The Health Benefits of Cocoa
The Benefits of Cocoa
Countless studies are proving the health benefits of cocoa, which include cardiovascular health, insulin improvement, cognition and memory, and even skin health. These benefits are primarily from the flavanols that cocoa contains. The darker and more natural the source, the more beneficial. Cocoa powder seems to offer the highest concentration followed by dark chocolate. Note the capsules really are just an easier way to consume a large amount of concentrated powder.
Flavanols are just one of six forms of flavonoids, all of which offer highly beneficial antioxidant effects and can also be found in fruits, vegetables, and teas.
How much cocoa or dark chocolate do I need? Clinical studies suggest the following total daily intakes of flavanols for the purposes noted below, although further research is needed to confirm benefits and optimal dosing:
- Cardiovascular health: About 200 to 900 mg per day
- Blood sugar/insulin improvement: About 200 mg to 600 mg per day
- Memory/cognitive function: About 500 to 900 mg per day
- Skin elasticity/wrinkles: 320 mg per day
Where to Get Flavanols
Manufacturers don’t include flavanol content on their labels so it is not possible to know the exact flavanol content, but to give a rough idea:
- 20g of dark chocolate (60% cocoa solids) contains 34 mg of flavanols
- 20g of milk chocolate contains 14 mg of flavanols
- 20g of white chocolate contains no flavanols.
Hershey's Cocoa Powder (100% Cacao) - This powder contained one of the highest concentrations of flavanols among the cocoa powders tested, providing about 24 mg of flavanols per gram, while most powders provided between 12 mg and 26 mg per gram.

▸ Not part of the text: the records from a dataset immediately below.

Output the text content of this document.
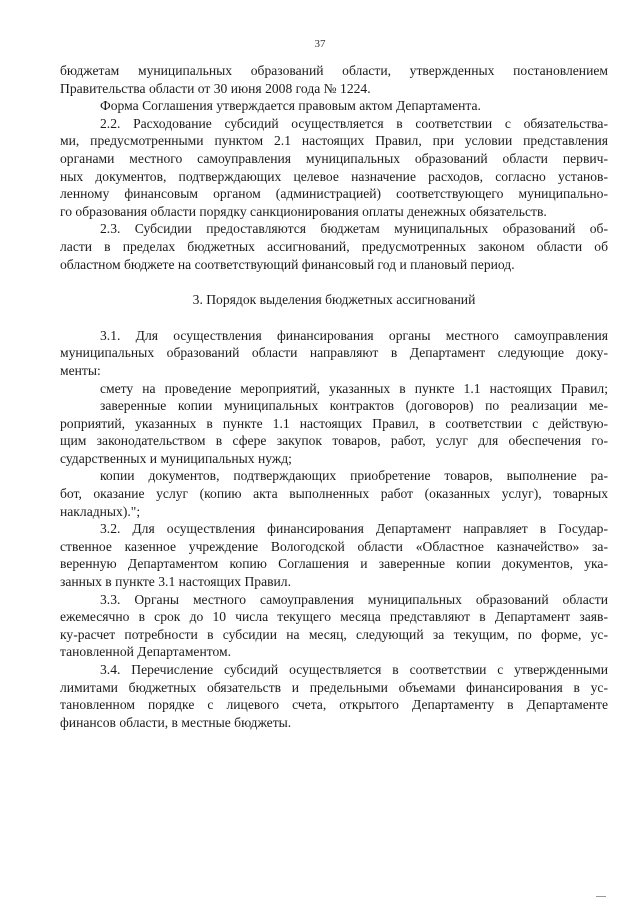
37
бюджетам муниципальных образований области, утвержденных постановлением
Правительства области от 30 июня 2008 года № 1224.
Форма Соглашения утверждается правовым актом Департамента.
2.2. Расходование субсидий осуществляется в соответствии с обязательства-
ми, предусмотренными пунктом 2.1 настоящих Правил, при условии представления
органами местного самоуправления муниципальных образований области первич-
ных документов, подтверждающих целевое назначение расходов, согласно установ-
ленному финансовым органом (администрацией) соответствующего муниципально-
го образования области порядку санкционирования оплаты денежных обязательств.
2.3. Субсидии предоставляются бюджетам муниципальных образований об-
ласти в пределах бюджетных ассигнований, предусмотренных законом области об
областном бюджете на соответствующий финансовый год и плановый период.
3. Порядок выделения бюджетных ассигнований
3.1. Для осуществления финансирования органы местного самоуправления
муниципальных образований области направляют в Департамент следующие доку-
менты:
смету на проведение мероприятий, указанных в пункте 1.1 настоящих Правил;
заверенные копии муниципальных контрактов (договоров) по реализации ме-
роприятий, указанных в пункте 1.1 настоящих Правил, в соответствии с действую-
щим законодательством в сфере закупок товаров, работ, услуг для обеспечения го-
сударственных и муниципальных нужд;
копии документов, подтверждающих приобретение товаров, выполнение ра-
бот, оказание услуг (копию акта выполненных работ (оказанных услуг), товарных
накладных).";
3.2. Для осуществления финансирования Департамент направляет в Государ-
ственное казенное учреждение Вологодской области «Областное казначейство» за-
веренную Департаментом копию Соглашения и заверенные копии документов, ука-
занных в пункте 3.1 настоящих Правил.
3.3. Органы местного самоуправления муниципальных образований области
ежемесячно в срок до 10 числа текущего месяца представляют в Департамент заяв-
ку-расчет потребности в субсидии на месяц, следующий за текущим, по форме, ус-
тановленной Департаментом.
3.4. Перечисление субсидий осуществляется в соответствии с утвержденными
лимитами бюджетных обязательств и предельными объемами финансирования в ус-
тановленном порядке с лицевого счета, открытого Департаменту в Департаменте
финансов области, в местные бюджеты.
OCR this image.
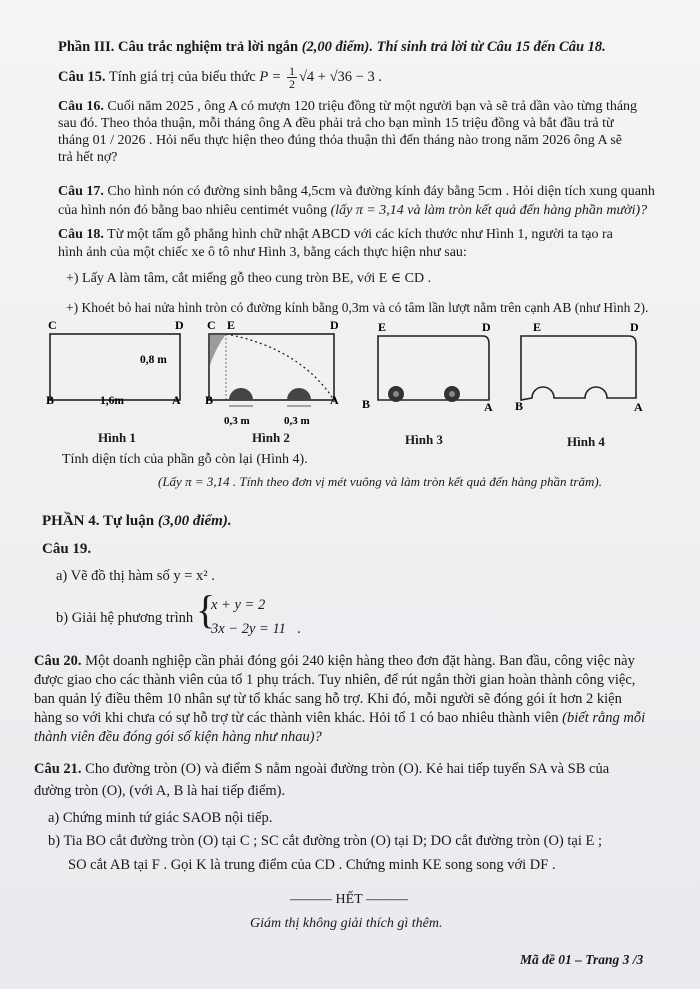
Phần III. Câu trắc nghiệm trả lời ngắn (2,00 điểm). Thí sinh trả lời từ Câu 15 đến Câu 18.
Câu 15. Tính giá trị của biểu thức $P = \frac{1}{2} √4 + √36 - 3$ .
Câu 16. Cuối năm 2025 , ông A có mượn 120 triệu đồng từ một người bạn và sẽ trả dần vào từng tháng
sau đó. Theo thỏa thuận, mỗi tháng ông A đều phải trả cho bạn mình 15 triệu đồng và bắt đầu trả từ
tháng 01 / 2026 . Hỏi nếu thực hiện theo đúng thỏa thuận thì đến tháng nào trong năm 2026 ông A sẽ
trả hết nợ?
Câu 17. Cho hình nón có đường sinh bằng 4,5cm và đường kính đáy bằng 5cm . Hỏi diện tích xung quanh
của hình nón đó bằng bao nhiêu centimét vuông (lấy π = 3,14 và làm tròn kết quả đến hàng phần mười)?
Câu 18. Từ một tấm gỗ phẳng hình chữ nhật ABCD với các kích thước như Hình 1, người ta tạo ra
hình ảnh của một chiếc xe ô tô như Hình 3, bằng cách thực hiện như sau:
+) Lấy A làm tâm, cắt miếng gỗ theo cung tròn BE, với E ∈ CD .
+) Khoét bỏ hai nửa hình tròn có đường kính bằng 0,3m và có tâm lần lượt nằm trên cạnh AB (như Hình 2).
C	D
B	A
0,8 m
1,6m
C E	D
B	A
0,3 m	0,3 m
E	D
B	A
E	D
B	A
Hình 1	Hình 2	Hình 3	Hình 4
Tính diện tích của phần gỗ còn lại (Hình 4).
(Lấy π = 3,14 . Tính theo đơn vị mét vuông và làm tròn kết quả đến hàng phần trăm).
PHẦN 4. Tự luận (3,00 điểm).
Câu 19.
a) Vẽ đồ thị hàm số y = x² .
b) Giải hệ phương trình {
x + y = 2
3x − 2y = 11 .
Câu 20. Một doanh nghiệp cần phải đóng gói 240 kiện hàng theo đơn đặt hàng. Ban đầu, công việc này
được giao cho các thành viên của tổ 1 phụ trách. Tuy nhiên, để rút ngắn thời gian hoàn thành công việc,
ban quản lý điều thêm 10 nhân sự từ tổ khác sang hỗ trợ. Khi đó, mỗi người sẽ đóng gói ít hơn 2 kiện
hàng so với khi chưa có sự hỗ trợ từ các thành viên khác. Hỏi tổ 1 có bao nhiêu thành viên (biết rằng mỗi
thành viên đều đóng gói số kiện hàng như nhau)?
Câu 21. Cho đường tròn (O) và điểm S nằm ngoài đường tròn (O). Kẻ hai tiếp tuyến SA và SB của
đường tròn (O), (với A, B là hai tiếp điểm).
a) Chứng minh tứ giác SAOB nội tiếp.
b) Tia BO cắt đường tròn (O) tại C ; SC cắt đường tròn (O) tại D; DO cắt đường tròn (O) tại E ;
SO cắt AB tại F . Gọi K là trung điểm của CD . Chứng minh KE song song với DF .
——— HẾT ———
Giám thị không giải thích gì thêm.
Mã đề 01 – Trang 3 /3
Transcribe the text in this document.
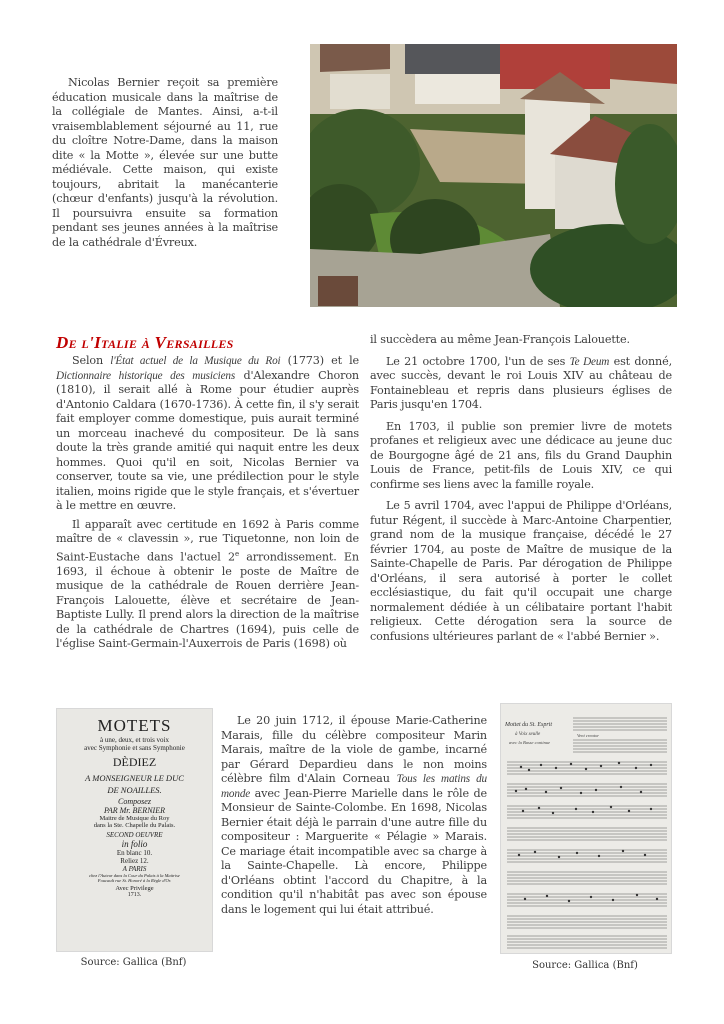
Nicolas Bernier reçoit sa première éducation musicale dans la maîtrise de la collégiale de Mantes. Ainsi, a-t-il vraisemblablement séjourné au 11, rue du cloître Notre-Dame, dans la maison dite « la Motte », élevée sur une butte médiévale. Cette maison, qui existe toujours, abritait la manécanterie (chœur d'enfants) jusqu'à la révolution. Il poursuivra ensuite sa formation pendant ses jeunes années à la maîtrise de la cathédrale d'Évreux.

De l'Italie à Versailles

Selon l'État actuel de la Musique du Roi (1773) et le Dictionnaire historique des musiciens d'Alexandre Choron (1810), il serait allé à Rome pour étudier auprès d'Antonio Caldara (1670-1736). À cette fin, il s'y serait fait employer comme domestique, puis aurait terminé un morceau inachevé du compositeur. De là sans doute la très grande amitié qui naquit entre les deux hommes. Quoi qu'il en soit, Nicolas Bernier va conserver, toute sa vie, une prédilection pour le style italien, moins rigide que le style français, et s'évertuer à le mettre en œuvre.

Il apparaît avec certitude en 1692 à Paris comme maître de « clavessin », rue Tiquetonne, non loin de Saint-Eustache dans l'actuel 2e arrondissement. En 1693, il échoue à obtenir le poste de Maître de musique de la cathédrale de Rouen derrière Jean-François Lalouette, élève et secrétaire de Jean-Baptiste Lully. Il prend alors la direction de la maîtrise de la cathédrale de Chartres (1694), puis celle de l'église Saint-Germain-l'Auxerrois de Paris (1698) où

il succèdera au même Jean-François Lalouette.

Le 21 octobre 1700, l'un de ses Te Deum est donné, avec succès, devant le roi Louis XIV au château de Fontainebleau et repris dans plusieurs églises de Paris jusqu'en 1704.

En 1703, il publie son premier livre de motets profanes et religieux avec une dédicace au jeune duc de Bourgogne âgé de 21 ans, fils du Grand Dauphin Louis de France, petit-fils de Louis XIV, ce qui confirme ses liens avec la famille royale.

Le 5 avril 1704, avec l'appui de Philippe d'Orléans, futur Régent, il succède à Marc-Antoine Charpentier, grand nom de la musique française, décédé le 27 février 1704, au poste de Maître de musique de la Sainte-Chapelle de Paris. Par dérogation de Philippe d'Orléans, il sera autorisé à porter le collet ecclésiastique, du fait qu'il occupait une charge normalement dédiée à un célibataire portant l'habit religieux. Cette dérogation sera la source de confusions ultérieures parlant de « l'abbé Bernier ».

MOTETS
à une, deux, et trois voix
avec Symphonie et sans Symphonie
DÈDIEZ
A MONSEIGNEUR LE DUC
DE NOAILLES.
Composez
PAR Mr. BERNIER
Maitre de Musique du Roy
dans la Ste. Chapelle du Palais.
SECOND OEUVRE
in folio
En blanc 10.
Reliez 12.
A PARIS
chez l'Auteur dans la Cour du Palais à la Maitrise
Foucault rue St. Honoré à la Règle d'Or.
Avec Privilege
1713.
Source: Gallica (Bnf)

Le 20 juin 1712, il épouse Marie-Catherine Marais, fille du célèbre compositeur Marin Marais, maître de la viole de gambe, incarné par Gérard Depardieu dans le non moins célèbre film d'Alain Corneau Tous les matins du monde avec Jean-Pierre Marielle dans le rôle de Monsieur de Sainte-Colombe. En 1698, Nicolas Bernier était déjà le parrain d'une autre fille du compositeur : Marguerite « Pélagie » Marais. Ce mariage était incompatible avec sa charge à la Sainte-Chapelle. Là encore, Philippe d'Orléans obtint l'accord du Chapitre, à la condition qu'il n'habitât pas avec son épouse dans le logement qui lui était attribué.

Mottet du St. Esprit
à Voix seulle
avec la Basse continue
Veni creator
Source: Gallica (Bnf)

Requires 36 grams of powder to get the dose (862 mg) in the cardiovascular study. At 5 grams per tbsp, that’s 7 tbsps.
More on Cocoa Powders - New study re-emphasizes natural cocoa powder has high antioxidant content
If we are having difficulty getting enough flavanols from cocoa each day, an alternative could be through capsules.
- Cocoavia - contains 225 mg of flavanols per capsule. This is the product used in the U.K. study.
The best way to get the heart healthy benefits of flavanols, specifically epicatechin, is to eat plenty of plant foods which are high in these, including - berries, apples, pears, nuts, grapes, tea, and green tea.
From Frontiers in Nutrition - Assessing Variability in Vascular Response to Cocoa With Personal Devices: A Series of Double-Blind Randomized Crossover n-of-1 Trials
Controlled clinical intervention studies have demonstrated that cocoa flavanols (862 mg) can decrease blood pressure and arterial stiffness in healthy humans.
Also - Why chocolate could be just as good for the heart as high blood pressure medication (From StudyFinds).
Even Deeper Dive
Cocoa: a sweet treat for the brain? (From Harvard Health)
Italian researchers tested the effects of cocoa flavanols in 90 healthy 61- to 85-year-olds whose memories and thinking skills were in good shape for their ages. Participants drank a special brew of cocoa flavanols each day. One group’s brew contained a low amount of cocoa flavanols (48 milligrams [mg] a day), another’s contained a medium amount (520 mg), and the third’s contained a high amount (993 mg).
After eight weeks, people who consumed medium and high amounts of cocoa flavanols every day made significant improvements on tests that measured attention, executive function, and memory. The findings were published online in the American Journal of Clinical Nutrition.
Also - Benefits in Cognitive Function, Blood Pressure, and Insulin Resistance Through Cocoa Flavanol Consumption in Elderly Subjects With Mild Cognitive Impairment
Flavanol compounds in cocoa – epicatechin, catechin, and procyanidin – each play a role in reducing inflammation.
Extra Deep Dive
Flavanols are just one type of flavonoid. There are six primary types of flavonoids, each with health-promoting effects. These are:
- Flavan-3-ols - a derivative of flavanols.
Getting all of these flavonoids can be accomplished by eating a variety of fruits, vegetables, and teas.